The mechanics of the Project: EVO platform are designed to directly target an individual’s core ability to process multiple streams of information, which has the potential to change specific neural networks and improve attention, inhibition and working memory. STARS-ADHD is a double-blind, randomised, controlled, parallel-group, interventional trial to evaluate the effects of Project: EVO on attentional functioning and symptoms in ADHD-diagnosed children. In a recent open-label study, Project: EVO improved attention, inhibition and working memory in children with ADHD. Akili hopes to further validate the benefits of Project: EVO through the STARS-ADHD pivotal trial, which has been in piloting phase since November.

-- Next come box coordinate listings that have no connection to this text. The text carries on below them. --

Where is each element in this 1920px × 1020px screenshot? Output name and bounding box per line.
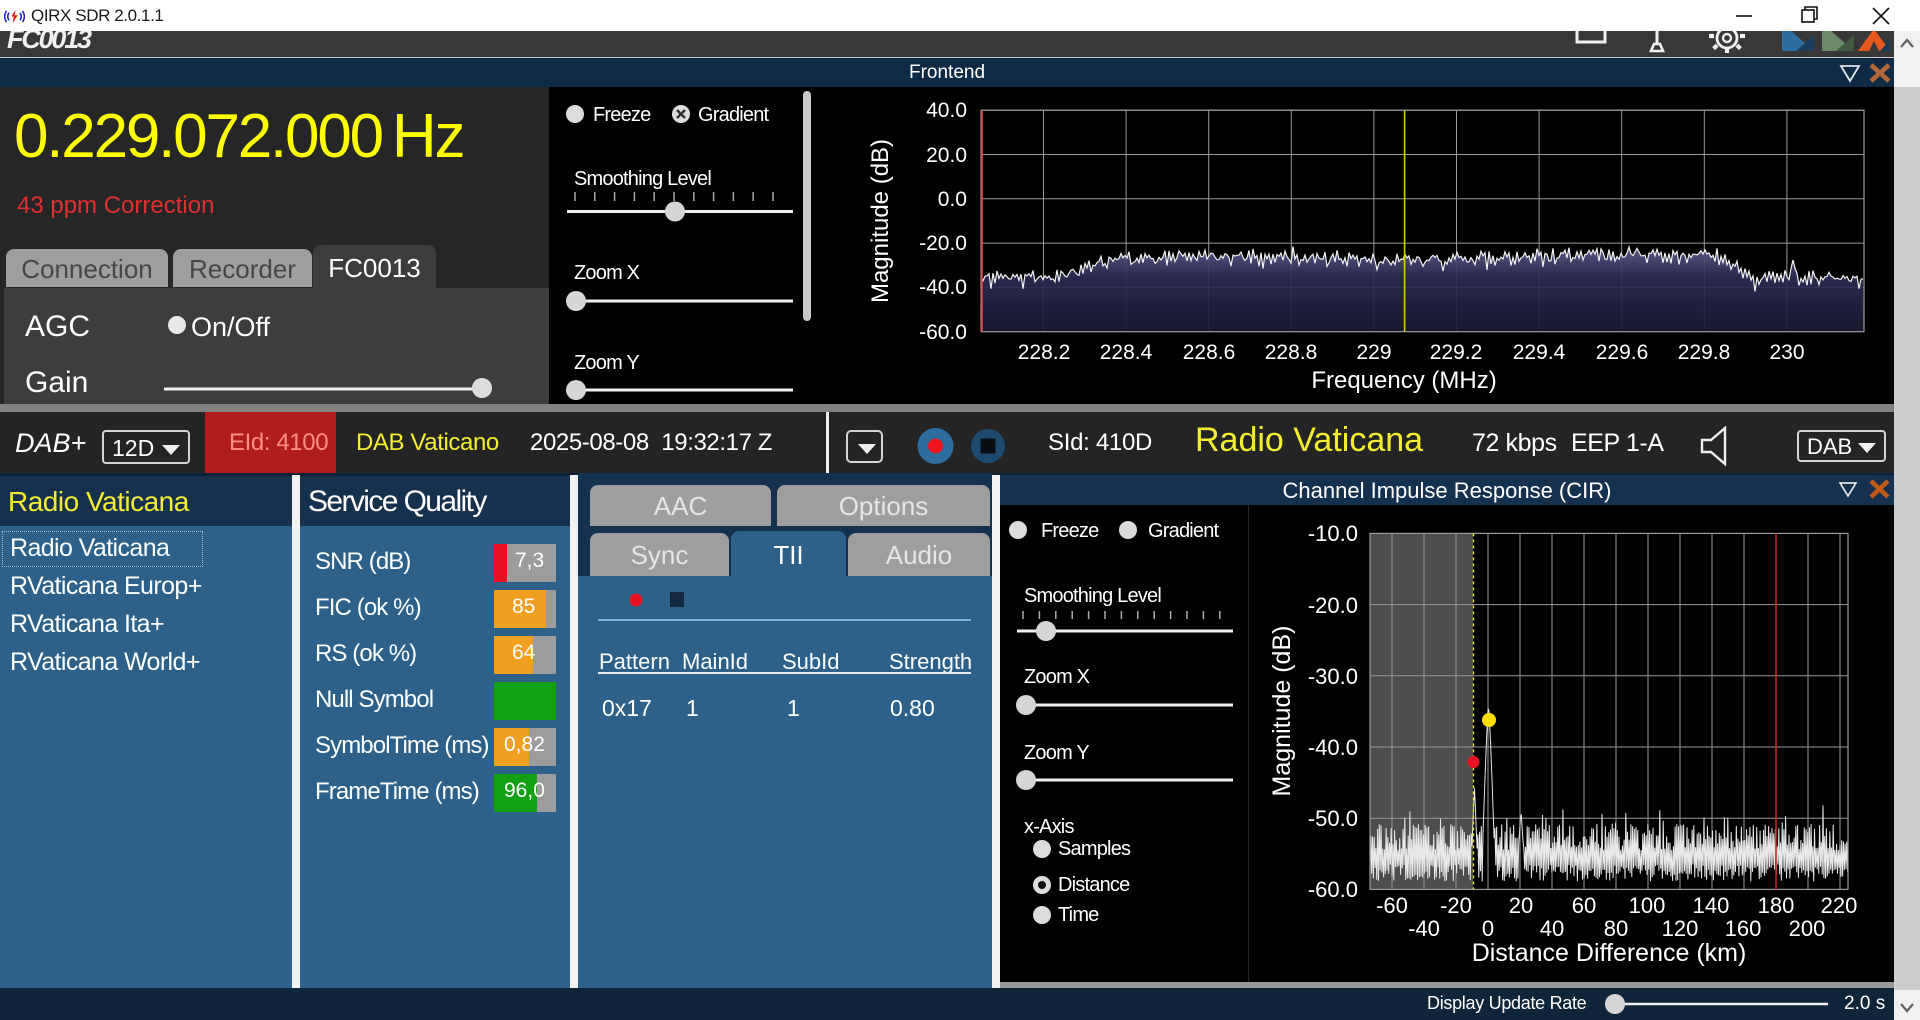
svg-text:0.0: 0.0: [938, 188, 967, 211]
svg-text:Magnitude (dB): Magnitude (dB): [1268, 626, 1296, 797]
svg-text:120: 120: [1662, 916, 1699, 941]
svg-text:228.6: 228.6: [1183, 341, 1236, 364]
svg-text:229: 229: [1356, 341, 1391, 364]
svg-text:20.0: 20.0: [926, 144, 967, 167]
svg-text:Distance Difference (km): Distance Difference (km): [1472, 939, 1747, 967]
svg-text:100: 100: [1629, 893, 1666, 918]
svg-text:0: 0: [1482, 916, 1494, 941]
svg-text:160: 160: [1725, 916, 1762, 941]
svg-text:140: 140: [1693, 893, 1730, 918]
svg-text:Frequency (MHz): Frequency (MHz): [1311, 367, 1496, 394]
svg-text:180: 180: [1758, 893, 1795, 918]
svg-text:-20: -20: [1440, 893, 1472, 918]
svg-text:20: 20: [1509, 893, 1533, 918]
svg-text:228.2: 228.2: [1018, 341, 1071, 364]
svg-text:220: 220: [1821, 893, 1858, 918]
svg-text:40.0: 40.0: [926, 99, 967, 122]
svg-text:229.4: 229.4: [1513, 341, 1566, 364]
svg-text:60: 60: [1572, 893, 1596, 918]
svg-text:-40.0: -40.0: [1308, 735, 1358, 760]
svg-text:229.6: 229.6: [1596, 341, 1649, 364]
svg-text:-40.0: -40.0: [919, 276, 967, 299]
svg-text:-20.0: -20.0: [1308, 593, 1358, 618]
svg-text:-10.0: -10.0: [1308, 521, 1358, 546]
svg-text:40: 40: [1540, 916, 1564, 941]
svg-text:-60.0: -60.0: [1308, 877, 1358, 902]
svg-text:200: 200: [1789, 916, 1826, 941]
svg-text:Magnitude (dB): Magnitude (dB): [867, 139, 894, 303]
svg-text:-30.0: -30.0: [1308, 664, 1358, 689]
svg-text:229.2: 229.2: [1430, 341, 1483, 364]
svg-text:-60.0: -60.0: [919, 321, 967, 344]
svg-text:229.8: 229.8: [1678, 341, 1731, 364]
svg-text:-50.0: -50.0: [1308, 806, 1358, 831]
svg-text:228.4: 228.4: [1100, 341, 1153, 364]
svg-text:230: 230: [1769, 341, 1804, 364]
svg-text:228.8: 228.8: [1265, 341, 1318, 364]
svg-text:-60: -60: [1376, 893, 1408, 918]
svg-text:-40: -40: [1408, 916, 1440, 941]
svg-text:80: 80: [1604, 916, 1628, 941]
svg-text:-20.0: -20.0: [919, 232, 967, 255]
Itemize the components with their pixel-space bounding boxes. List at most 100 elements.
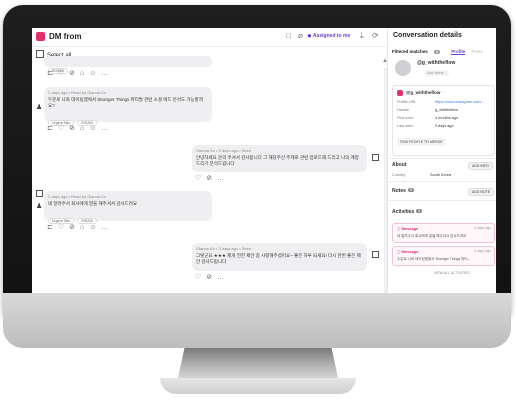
- share-icon[interactable]: ⌂: [80, 70, 89, 77]
- share-icon[interactable]: ⌂: [80, 224, 89, 231]
- message-text: 그렇군요 ★★★ 제게 전한 제안 좀 사항해주셨어요~ 좋은 하루 되세요! …: [196, 253, 361, 264]
- user-icon: ●: [307, 31, 312, 40]
- more-icon[interactable]: …: [217, 175, 229, 182]
- monitor-frame: DM from □ ⌀ ● Assigned to me ⤓ ⟳ Select …: [3, 5, 511, 327]
- activity-text: 네 알려주서 회사에게 말을 해주셔서 감사드려요: [397, 234, 467, 238]
- monitor-stand-base: [160, 378, 356, 394]
- notes-count: 0: [407, 188, 414, 192]
- message-text: 두분로 나와 데이팅앱에서 Stranger Things 파티발 관련 소셜 …: [48, 97, 203, 108]
- message-text: 안녕하세요 문의 주셔서 감사합니다 그 해당주신 주제로 관련 업로드해 드리…: [196, 155, 359, 166]
- conversation-header: DM from □ ⌀ ● Assigned to me ⤓ ⟳: [32, 28, 386, 47]
- message-checkbox[interactable]: [372, 251, 379, 258]
- message-actions: ⊏♡⊘⌂☺…: [47, 69, 113, 77]
- reply-bubble: Gianna Ko • 3 days ago • Seen 그렇군요 ★★★ 제…: [192, 243, 367, 271]
- activity-item[interactable]: ◻ Message 4 days ago 네 알려주서 회사에게 말을 해주셔서…: [392, 223, 495, 243]
- reply-icon[interactable]: ⊏: [47, 125, 58, 132]
- message-actions: ♡⊘…: [195, 273, 229, 281]
- link-icon[interactable]: ⊘: [69, 125, 80, 132]
- last-seen-label: Last seen: [397, 124, 414, 128]
- panel-title: Conversation details: [393, 32, 462, 39]
- message-bubble: 3 days ago • Read by Gianna Ko 두분로 나와 데이…: [44, 87, 212, 126]
- find-people-to-merge-button[interactable]: FIND PEOPLE TO MERGE: [397, 138, 446, 146]
- sender-avatar-icon: ♟: [36, 203, 43, 210]
- last-seen-value: 3 days ago: [435, 124, 454, 128]
- select-all-checkbox[interactable]: [36, 50, 44, 58]
- assigned-to-me-button[interactable]: Assigned to me: [313, 33, 350, 39]
- message-meta: 3 days ago • Read by Gianna Ko: [48, 90, 107, 95]
- view-all-activities-link[interactable]: VIEW ALL ACTIVITIES: [434, 271, 470, 275]
- conversation-details-panel: Conversation details Filtered matches 4 …: [387, 28, 496, 298]
- instagram-icon: [397, 90, 403, 96]
- app-screen: DM from □ ⌀ ● Assigned to me ⤓ ⟳ Select …: [32, 28, 496, 298]
- emoji-icon[interactable]: ☺: [89, 70, 101, 77]
- message-actions: ⊏♡⊘⌂☺…: [47, 124, 113, 132]
- profile-url-label: Profile URL: [397, 100, 417, 104]
- message-activity-label: ◻ Message: [397, 249, 419, 254]
- emoji-icon[interactable]: ☺: [89, 125, 101, 132]
- more-icon[interactable]: …: [101, 70, 113, 77]
- conversation-title: DM from: [49, 32, 82, 41]
- message-actions: ♡⊘…: [195, 174, 229, 182]
- tab-profile[interactable]: Profile: [451, 49, 466, 55]
- profile-url-link[interactable]: https://www.instagram.com/...: [435, 100, 485, 104]
- reply-icon[interactable]: ⊏: [47, 70, 58, 77]
- message-meta: 3 days ago • Read by Gianna Ko: [48, 194, 107, 199]
- activity-text: 두분로 나와 데이팅앱에서 Stranger Things 파티...: [397, 257, 471, 261]
- profile-name: @g_withtheflow: [417, 60, 456, 66]
- monitor-chin: [3, 293, 511, 348]
- heart-icon[interactable]: ♡: [58, 125, 69, 132]
- message-activity-label: ◻ Message: [397, 226, 419, 231]
- about-title: About: [392, 162, 407, 168]
- divider: [388, 158, 496, 159]
- square-icon[interactable]: □: [286, 31, 291, 40]
- more-icon[interactable]: …: [101, 224, 113, 231]
- message-actions: ⊏♡⊘⌂☺…: [47, 223, 113, 231]
- heart-icon[interactable]: ♡: [58, 70, 69, 77]
- instagram-icon: [36, 32, 45, 41]
- heart-icon[interactable]: ♡: [58, 224, 69, 231]
- refresh-icon[interactable]: ⟳: [372, 31, 379, 40]
- tab-filtered-matches[interactable]: Filtered matches 4: [392, 49, 445, 54]
- profile-card: @g_withtheflow Profile URL https://www.i…: [392, 85, 495, 156]
- activity-time: 4 days ago: [473, 226, 491, 230]
- add-note-button[interactable]: ADD NOTE: [468, 188, 495, 196]
- country-label: Country: [392, 173, 406, 177]
- tag-icon[interactable]: ⌀: [298, 31, 303, 40]
- message-bubble: RIS263: [44, 56, 212, 74]
- activities-title: Activities 2: [392, 209, 423, 215]
- emoji-icon[interactable]: ☺: [89, 224, 101, 231]
- sender-avatar-icon: ♟: [36, 104, 43, 111]
- tab-posts[interactable]: Posts: [472, 49, 483, 54]
- divider: [388, 181, 496, 182]
- profile-handle: @g_withtheflow: [406, 90, 441, 95]
- message-meta: Gianna Ko • 3 days ago • Seen: [196, 148, 252, 153]
- activity-item[interactable]: ◻ Message 4 days ago 두분로 나와 데이팅앱에서 Stran…: [392, 246, 495, 266]
- first-seen-label: First seen: [397, 116, 414, 120]
- more-icon[interactable]: …: [217, 274, 229, 281]
- message-meta: Gianna Ko • 3 days ago • Seen: [196, 246, 252, 251]
- first-seen-value: 4 months ago: [435, 116, 459, 120]
- message-checkbox[interactable]: [372, 154, 379, 161]
- message-bubble: 3 days ago • Read by Gianna Ko 네 알려주서 회사…: [44, 191, 212, 224]
- activities-count: 2: [416, 209, 423, 213]
- reply-icon[interactable]: ⊏: [47, 224, 58, 231]
- activity-time: 4 days ago: [473, 249, 491, 253]
- share-icon[interactable]: ⌂: [80, 125, 89, 132]
- heart-icon[interactable]: ♡: [195, 175, 206, 182]
- download-icon[interactable]: ⤓: [360, 31, 364, 41]
- more-icon[interactable]: …: [101, 125, 113, 132]
- country-value: South Korea: [430, 173, 452, 177]
- link-icon[interactable]: ⊘: [206, 175, 217, 182]
- link-icon[interactable]: ⊘: [69, 70, 80, 77]
- add-info-button[interactable]: ADD INFO: [468, 162, 493, 170]
- handle-value: g_withtheflow: [435, 108, 459, 112]
- message-checkbox[interactable]: [36, 190, 43, 197]
- heart-icon[interactable]: ♡: [195, 274, 206, 281]
- link-icon[interactable]: ⊘: [206, 274, 217, 281]
- divider: [388, 200, 496, 201]
- add-labels-input[interactable]: Add labels...: [424, 70, 450, 76]
- avatar: [395, 60, 411, 76]
- panel-tabs: Filtered matches 4 Profile Posts: [392, 49, 488, 55]
- link-icon[interactable]: ⊘: [69, 224, 80, 231]
- monitor-stand-neck: [178, 348, 338, 378]
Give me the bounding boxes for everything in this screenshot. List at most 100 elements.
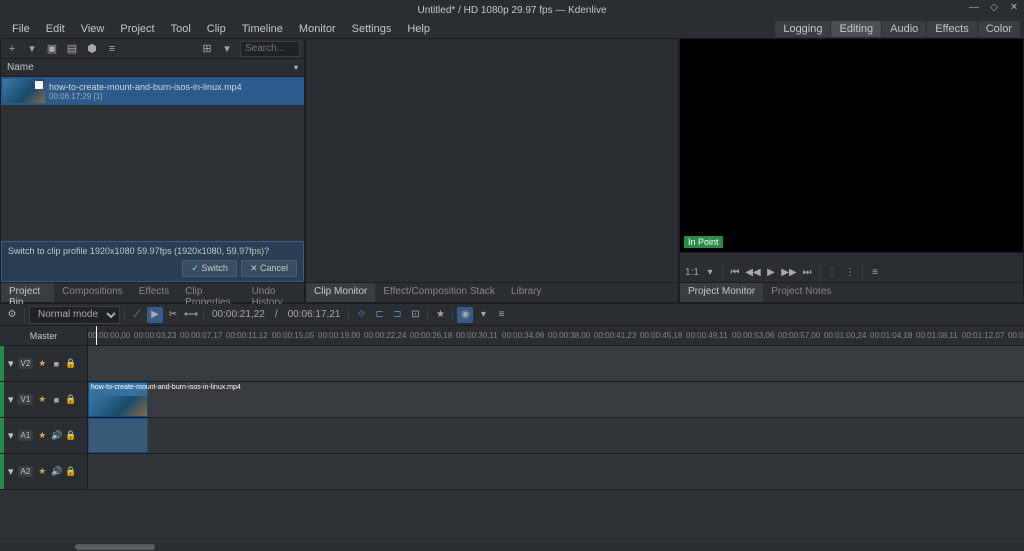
track-tool-icon[interactable]: ⟋	[129, 307, 145, 323]
options-icon[interactable]: ⋮	[842, 264, 858, 280]
menu-help[interactable]: Help	[399, 21, 438, 37]
zone-end-icon[interactable]: ⊐	[389, 307, 405, 323]
lock-icon[interactable]: 🔒	[65, 430, 75, 441]
maximize-button[interactable]: ◇	[988, 2, 1000, 13]
selection-tool-icon[interactable]: ▶	[147, 307, 163, 323]
menu-timeline[interactable]: Timeline	[234, 21, 291, 37]
layout-effects[interactable]: Effects	[927, 21, 976, 37]
star-icon[interactable]: ★	[37, 466, 47, 477]
track-header[interactable]: ▾ A1 ★ 🔊 🔒	[0, 418, 88, 453]
tab-project-monitor[interactable]: Project Monitor	[680, 283, 763, 302]
search-input[interactable]	[240, 41, 300, 57]
menu-edit[interactable]: Edit	[38, 21, 73, 37]
expand-icon[interactable]: ▾	[8, 465, 14, 478]
chevron-down-icon[interactable]: ▾	[220, 42, 234, 55]
track-content[interactable]	[88, 346, 1024, 381]
tab-project-notes[interactable]: Project Notes	[763, 283, 839, 302]
tab-project-bin[interactable]: Project Bin	[1, 283, 54, 302]
tab-undo-history[interactable]: Undo History	[244, 283, 304, 302]
favorite-icon[interactable]: ★	[432, 307, 448, 323]
monitor-view[interactable]: In Point	[680, 39, 1023, 252]
close-button[interactable]: ✕	[1008, 2, 1020, 13]
mix-clips-icon[interactable]: ⟐	[353, 307, 369, 323]
timeline-audio-clip[interactable]	[88, 418, 148, 453]
timecode-current[interactable]: 00:00:21,22	[208, 309, 269, 320]
tab-clip-monitor[interactable]: Clip Monitor	[306, 283, 375, 302]
lock-icon[interactable]: 🔒	[65, 394, 75, 405]
tab-effect-stack[interactable]: Effect/Composition Stack	[375, 283, 503, 302]
menu-icon[interactable]: ⋮	[824, 264, 840, 280]
track-header[interactable]: ▾ V1 ★ ■ 🔒	[0, 382, 88, 417]
chevron-down-icon[interactable]: ▾	[25, 42, 39, 55]
view-mode-icon[interactable]: ⊞	[200, 42, 214, 55]
menu-clip[interactable]: Clip	[199, 21, 234, 37]
bin-column-header[interactable]: Name ▾	[1, 59, 304, 77]
clip-item[interactable]: how-to-create-mount-and-burn-isos-in-lin…	[1, 77, 304, 105]
mute-icon[interactable]: ■	[51, 359, 61, 369]
tag-icon[interactable]: ⬢	[85, 42, 99, 55]
mute-icon[interactable]: ■	[51, 395, 61, 405]
tab-library[interactable]: Library	[503, 283, 550, 302]
track-content[interactable]	[88, 418, 1024, 453]
tab-clip-properties[interactable]: Clip Properties	[177, 283, 243, 302]
monitor-ruler[interactable]	[680, 252, 1023, 262]
master-track-header[interactable]: Master	[0, 326, 88, 345]
skip-start-icon[interactable]: ⏮	[727, 264, 743, 280]
menu-project[interactable]: Project	[112, 21, 162, 37]
list-icon[interactable]: ≡	[105, 43, 119, 55]
layout-audio[interactable]: Audio	[882, 21, 926, 37]
chevron-down-icon[interactable]: ▾	[294, 63, 298, 72]
rewind-icon[interactable]: ◀◀	[745, 264, 761, 280]
scroll-thumb[interactable]	[75, 544, 155, 550]
tab-effects[interactable]: Effects	[131, 283, 177, 302]
expand-icon[interactable]: ▾	[8, 357, 14, 370]
add-clip-icon[interactable]: +	[5, 43, 19, 55]
clip-monitor-view[interactable]	[306, 39, 678, 282]
track-header[interactable]: ▾ V2 ★ ■ 🔒	[0, 346, 88, 381]
zone-start-icon[interactable]: ⊏	[371, 307, 387, 323]
expand-icon[interactable]: ▾	[8, 393, 14, 406]
star-icon[interactable]: ★	[37, 394, 47, 405]
star-icon[interactable]: ★	[37, 358, 47, 369]
track-content[interactable]	[88, 454, 1024, 489]
edit-mode-select[interactable]: Normal mode	[29, 306, 120, 324]
menu-tool[interactable]: Tool	[163, 21, 199, 37]
preview-icon[interactable]: ◉	[457, 307, 473, 323]
skip-end-icon[interactable]: ⏭	[799, 264, 815, 280]
timeline-clip[interactable]: how-to-create-mount-and-burn-isos-in-lin…	[88, 382, 148, 417]
forward-icon[interactable]: ▶▶	[781, 264, 797, 280]
cancel-button[interactable]: ✕ Cancel	[241, 260, 297, 277]
star-icon[interactable]: ★	[37, 430, 47, 441]
expand-icon[interactable]: ▾	[8, 429, 14, 442]
gear-icon[interactable]: ⚙	[4, 307, 20, 323]
chevron-down-icon[interactable]: ▾	[475, 307, 491, 323]
menu-view[interactable]: View	[73, 21, 113, 37]
spacer-tool-icon[interactable]: ⟷	[183, 307, 199, 323]
minimize-button[interactable]: —	[968, 2, 980, 13]
menu-settings[interactable]: Settings	[344, 21, 400, 37]
lock-icon[interactable]: 🔒	[65, 358, 75, 369]
folder-icon[interactable]: ▣	[45, 42, 59, 55]
delete-icon[interactable]: ▤	[65, 42, 79, 55]
zoom-level[interactable]: 1:1	[684, 264, 700, 280]
razor-tool-icon[interactable]: ✂	[165, 307, 181, 323]
track-content[interactable]: how-to-create-mount-and-burn-isos-in-lin…	[88, 382, 1024, 417]
track-header[interactable]: ▾ A2 ★ 🔊 🔒	[0, 454, 88, 489]
tab-compositions[interactable]: Compositions	[54, 283, 131, 302]
layout-editing[interactable]: Editing	[831, 21, 881, 37]
menu-monitor[interactable]: Monitor	[291, 21, 344, 37]
timeline-ruler[interactable]: 00:00:00,00 00:00:03,23 00:00:07,17 00:0…	[88, 326, 1024, 345]
layout-logging[interactable]: Logging	[775, 21, 830, 37]
bin-content[interactable]: how-to-create-mount-and-burn-isos-in-lin…	[1, 77, 304, 282]
hamburger-icon[interactable]: ≡	[493, 307, 509, 323]
overwrite-icon[interactable]: ⊡	[407, 307, 423, 323]
play-icon[interactable]: ▶	[763, 264, 779, 280]
playhead[interactable]	[96, 326, 97, 345]
lock-icon[interactable]: 🔒	[65, 466, 75, 477]
layout-color[interactable]: Color	[978, 21, 1020, 37]
speaker-icon[interactable]: 🔊	[51, 430, 61, 441]
menu-file[interactable]: File	[4, 21, 38, 37]
switch-button[interactable]: ✓ Switch	[182, 260, 237, 277]
speaker-icon[interactable]: 🔊	[51, 466, 61, 477]
chevron-down-icon[interactable]: ▾	[702, 264, 718, 280]
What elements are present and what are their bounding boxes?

“Strong clinical potential”
If the STARS-ADHD trial meets its endpoints, the company plans to seek approval from the United States Food and Drug Administration for this potential first-in-class treatment. Akili has been conducting multiple clinical trials of its platform across a variety of patient populations including autism spectrum disorder (in collaboration with Autism Speaks), depression, Alzheimer’s disease (in collaboration with Pfizer) and traumatic brain injury, and it is also actively exploring clinical collaborations in other neurodegeneration indications.
“Project: EVO has demonstrated strong clinical potential in children with ADHD,” said Eddie Martucci, Ph.D., Co-founder and Chief Executive Officer of Akili. “The high-bar and rigor of a pivotal trial is an important next step toward clinically validating Project: EVO as a treatment. This validation is critical for doctors, patients and parents to have confidence in the safety and efficacy of this drug-free approach.”
The STARS-ADHD study aims to enrol a minimum of 300 children aged 8 to 12 years who have been diagnosed with ADHD.